1901, 13. Juni, Graz und 1904, 1. Juni, Zürich. Aufklärung des Gottvaters (Jesaja 9,5; Maleachi 3,1; Joh. 10,30) Jesus durch F. Sch. über die Weissagung Joels im 3. Kapitel oder in der Apostelgeschichte im 2. Kapitel, worin die Begründung über die Existenzberechtigung des Inneren Wortes der jetzigen Gottesmedien gegeben ist. Verwahrung Jesu Christi gegen die Ausmerzung des Gotteswortes in christlich-theosophischen Büchern. Anleitung zur Erlangung des Lichtes der Wahrheit über die christlich-theosophischen Bücher (Man unterscheide gut die christliche von der indischen Theosophie.).



Es besteht in jetziger Zeit eine große Antipathie gegen das wahre geistige Leben, und selbst diejenigen, welche fest an der Bibel und den Kirchenlehren halten, sind entschiedene Gegner der Ansicht, daß Ich als Gott mit gewöhnlichen Menschen verkehre und es eine bessere und reinere Lehre gibt, als die von Priestern gelehrte.

Im alten Testament verkehrte Ich mit verschiedenen Menschen von Adam an bis zu Meiner Menschwerdung. Es sind doch nicht bloß Propheten, Richter und die Könige David und Salomo, mit denen Ich sprach, sondern Ich verkehre mit den verschiedensten Menschen, deren es Hunderttausende gab, aber immer durch den Leib eines Engels, der Mein Namensträger war, weil Ich vor der Menschwerdung in Jesus keinen schaubaren, menschlich-persönlichen Leib hatte.
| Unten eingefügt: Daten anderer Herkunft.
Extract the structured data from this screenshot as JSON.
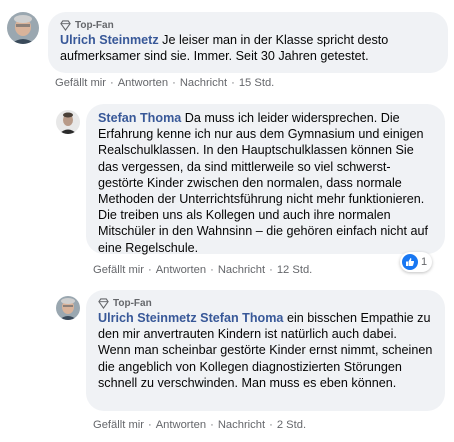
{
  "comments": [
    {
      "badge": "Top-Fan",
      "author": "Ulrich Steinmetz",
      "text": " Je leiser man in der Klasse spricht desto aufmerksamer sind sie. Immer. Seit 30 Jahren getestet.",
      "actions": {
        "like": "Gefällt mir",
        "reply": "Antworten",
        "message": "Nachricht",
        "time": "15 Std."
      }
    },
    {
      "author": "Stefan Thoma",
      "text": " Da muss ich leider widersprechen. Die Erfahrung kenne ich nur aus dem Gymnasium und einigen Realschulklassen. In den Hauptschulklassen können Sie das vergessen, da sind mittlerweile so viel schwerst-gestörte Kinder zwischen den normalen, dass normale Methoden der Unterrichtsführung nicht mehr funktionieren. Die treiben uns als Kollegen und auch ihre normalen Mitschüler in den Wahnsinn – die gehören einfach nicht auf eine Regelschule.",
      "actions": {
        "like": "Gefällt mir",
        "reply": "Antworten",
        "message": "Nachricht",
        "time": "12 Std."
      },
      "reaction": {
        "icon": "like-icon",
        "count": "1"
      }
    },
    {
      "badge": "Top-Fan",
      "author": "Ulrich Steinmetz",
      "mention": "Stefan Thoma",
      "text": " ein bisschen Empathie zu den mir anvertrauten Kindern ist natürlich auch dabei. Wenn man scheinbar gestörte Kinder ernst nimmt, scheinen die angeblich von Kollegen diagnostizierten Störungen schnell zu verschwinden. Man muss es eben können.",
      "actions": {
        "like": "Gefällt mir",
        "reply": "Antworten",
        "message": "Nachricht",
        "time": "2 Std."
      }
    }
  ],
  "colors": {
    "link": "#385898",
    "bubble": "#f0f2f5",
    "muted": "#65676b",
    "like": "#1877f2"
  }
}
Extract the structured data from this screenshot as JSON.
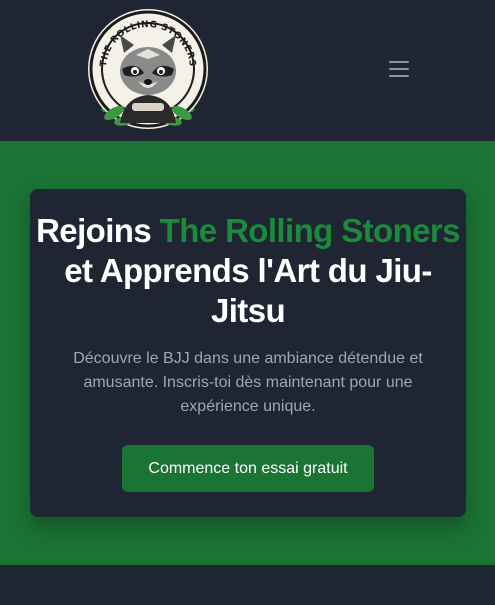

Um alles dieses zu erfahren, muß man mit Liebe und Demut Meine Führungen der Menschen in allen von mir herstammenden Werken durchstudieren, dann wird man die Wahrheit herausfinden, - wenn man aber alles übersieht bis auf die Propheten, dann kann man natürlich aus der Finsternis nicht herauskommen.

Ich frage euch: Wie heißen die Propheten, die zu Noahs Zeiten zu den Hanochiten 120 Jahre hindurch zu predigen gesendet worden sind? Ihr meint freilich, Noah war es, der dies besorgte. O nein! ihr irrt euch gewaltig, es waren andere Menschen statt Noah. Ja, es waren seit dem 10. Jahrhundert schon Sittenprediger dahin gesandt, denn es war ein Hin- und Herwogen zwischen böse und gut, bis endlich die Strafe kam. Würden die Menschen lieber Meine Vaterworte lesen und sich daraus belehren lassen, statt Mich, den Gott und Schöpfer in Jesus, in Meinen christlich-theosophischen Büchern einen Ketzer zu nennen und dadurch in Meinen väterlichen Liebesworten zu kreuzigen, weil man Mich nicht, wie einst die Pharisäer, persönlich haben kann, um Mich nach den Paragraphen des Staatsgesetzes zu maltraitieren, - so würde es gewiß anders stehen mit ihrem Seelenheil, und Ich, als liebender Vater, würde mit Meinen Kindern so verkehren, wie Ich mit den Propheten und Aposteln verkehrte. Allein, da sie der Welt dienen, so gehören sie der Welt und nicht Mir; zweien Herren, Gott und Satan kann aber niemand zugleich dienen.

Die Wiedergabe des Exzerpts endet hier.